Tuesday 10 October 2017

Northanger Abbey / Jane Austen

4 out of 5 stars
'To look almost pretty, is an acquisition of higher delight to a girl who has been looking plain the first fifteen years of her life, than a beauty from her cradle can ever receive'

During an eventful season at Bath, young, naïve Catherine Morland experiences the joys of fashionable society for the first time. She is delighted with her new acquaintances: flirtatious Isabella, who shares Catherine's love of Gothic romance and horror, and sophisticated Henry and Eleanor Tilney, who invite her to their father's mysterious house, Northanger Abbey. There, her imagination influenced by novels of sensation and intrigue, Catherine imagines terrible crimes committed by General Tilney. With its broad comedy and irrepressible heroine, this is the most youthful and and optimistic of Jane Austen's works.
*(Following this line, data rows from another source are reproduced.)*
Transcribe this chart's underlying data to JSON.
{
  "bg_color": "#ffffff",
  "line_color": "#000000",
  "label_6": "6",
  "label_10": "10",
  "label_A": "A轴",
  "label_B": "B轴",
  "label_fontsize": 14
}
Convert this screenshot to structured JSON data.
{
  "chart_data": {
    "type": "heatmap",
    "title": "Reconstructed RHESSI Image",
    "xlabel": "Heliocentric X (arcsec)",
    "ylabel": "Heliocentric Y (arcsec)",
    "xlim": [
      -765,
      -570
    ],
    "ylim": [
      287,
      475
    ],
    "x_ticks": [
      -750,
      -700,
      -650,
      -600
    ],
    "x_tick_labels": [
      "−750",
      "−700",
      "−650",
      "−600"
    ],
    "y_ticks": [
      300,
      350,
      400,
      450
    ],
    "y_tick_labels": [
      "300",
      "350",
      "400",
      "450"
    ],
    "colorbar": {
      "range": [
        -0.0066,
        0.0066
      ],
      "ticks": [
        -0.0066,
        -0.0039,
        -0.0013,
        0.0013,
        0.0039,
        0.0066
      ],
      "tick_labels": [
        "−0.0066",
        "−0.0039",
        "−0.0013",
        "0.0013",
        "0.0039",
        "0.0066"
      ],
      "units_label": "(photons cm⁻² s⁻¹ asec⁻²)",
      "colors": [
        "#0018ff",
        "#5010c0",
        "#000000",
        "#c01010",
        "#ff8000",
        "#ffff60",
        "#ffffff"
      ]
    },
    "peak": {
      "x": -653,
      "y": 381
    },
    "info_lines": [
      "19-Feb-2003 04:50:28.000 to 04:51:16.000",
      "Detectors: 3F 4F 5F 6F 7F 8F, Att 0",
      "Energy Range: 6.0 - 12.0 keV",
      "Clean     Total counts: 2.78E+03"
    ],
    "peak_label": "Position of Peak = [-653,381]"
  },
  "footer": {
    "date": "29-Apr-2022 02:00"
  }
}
I chose this novel to fill the “Gothic” square of my 2017 Halloween Book Bingo.

In Northanger Abbey, Jane Austen turns the gothic novel inside out, having some fun with all of its parts. Catherine Morland, our main character, is not a stereotypical gothic heroine—she isn’t tremendously beautiful, she isn’t sophisticated or educated, and she’s not even too bright! But she does read gothic romances, like The Mysteries of Udolpho to use as a guide for her behaviour. Unfortunately for her, her frenemy Isabella turns out to be a gold-digger, her visit to Northanger Abbey produces no murders nor secret passages, and there turn out to be no impediments between her and the man of her choice. The most ungothic of gothic romances!

I do have to wonder a bit about Henry, who is obviously intelligent and amusing, if only Catherine had the wits to understand him! I’m afraid he will be singularly bored, unless she can be enlivened a bit.